Reported cases of myelopathy are typically LETM including: lateral tract specific LETM from C3 to T12 (19), a case of coexisting Hu and amphiphysin antibodies with symmetric, bilateral, tract specific (dorsal column) LETM with concomitant length-dependent sensory polyneuropathy (29), a report of LETM from C2-C7 associated with breast cancer (30), and a case of symmetric involvement of the lateral tracts from T2 through T7 in association of breast adenocarcinoma (31). Outcomes are variable, however are more favorable to immunotherapy with isolated amphiphysin antibodies (28).

Anti-neuronal nuclear antibody-1

ANNA-1, or anti-Hu, is a well-characterized PNS, associated with SCLC in 74–94% of cases (32). While SCLC is most common, a number of other cancers have been associated including breast, prostate, gastrointestinal, ovarian and bladder cancer (32, 33). Anti-Hu antibodies target an intracellular antigen and are therefore likely a marker of a broader cytotoxic T cell-mediated immune response as opposed to directly pathogenic.

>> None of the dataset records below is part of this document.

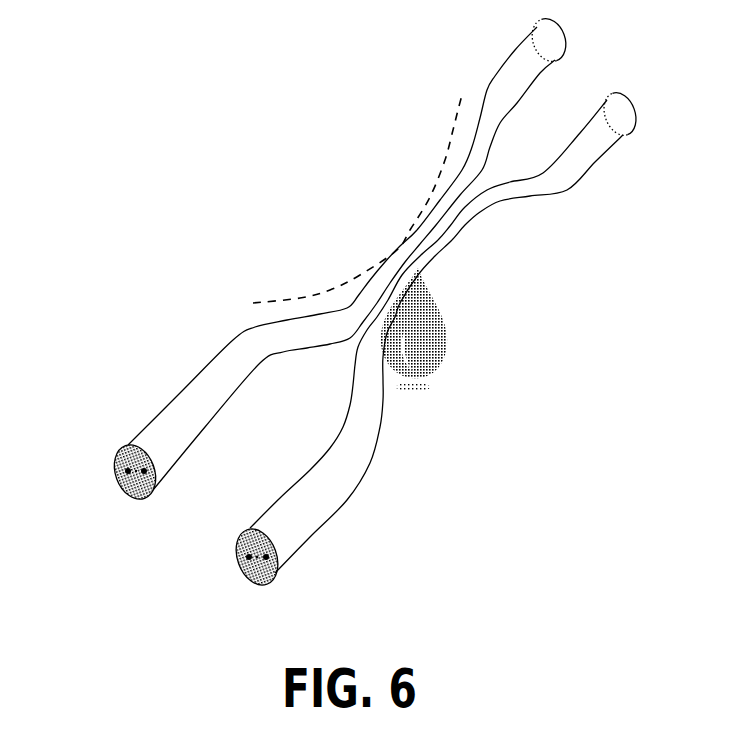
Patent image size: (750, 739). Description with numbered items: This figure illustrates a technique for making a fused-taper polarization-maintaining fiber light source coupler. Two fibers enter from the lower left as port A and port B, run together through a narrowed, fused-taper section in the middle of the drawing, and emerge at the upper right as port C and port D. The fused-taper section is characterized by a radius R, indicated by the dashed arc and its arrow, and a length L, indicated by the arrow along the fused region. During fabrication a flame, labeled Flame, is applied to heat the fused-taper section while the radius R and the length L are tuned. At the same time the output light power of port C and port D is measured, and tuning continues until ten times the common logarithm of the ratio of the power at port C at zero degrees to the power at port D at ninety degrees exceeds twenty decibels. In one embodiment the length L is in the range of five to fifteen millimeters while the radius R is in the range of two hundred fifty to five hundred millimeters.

The port A is at (235, 372).
The port B is at (340, 419).
The port C is at (494, 129).
The port D is at (577, 164).
The radius of the fused-taper section R is at (400, 230).
The length of the fused-taper section L is at (505, 232).
The flame Flame is at (447, 310).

Myelitis is an uncommon manifestation, seen in roughly 11% of cases (1, 32, 33), with other clinical presentations seen including sensory neuropathy, limbic encephalitis, brainstem encephalitis, cerebellar ataxia, chronic intestinal pseudo-obstruction, and dysautonomia with most patients presenting with multifocal neurologic manifestations (32). When myelitis does occur, it typically does so in combination with other manifestations of anti-Hu, e.g., encephalomyelitis (32, 33). Tract-specific LETM has been reported with anti-Hu both in isolation and in association with anti-amphiphysin antibodies, both with dorsal column-specific involvement in conjunction with sensory neuronopathy or sensory-predominant axonal polyneuropathy (29).

Outcomes are dependent on timing of diagnosis, disability level at the time of diagnosis, and success of treatment of underlying malignancy, without clear evidence that immunotherapy impacts the overall outcome. Overall survival rates are poor, with 3-year survival rate in one series being 22% (34, 35).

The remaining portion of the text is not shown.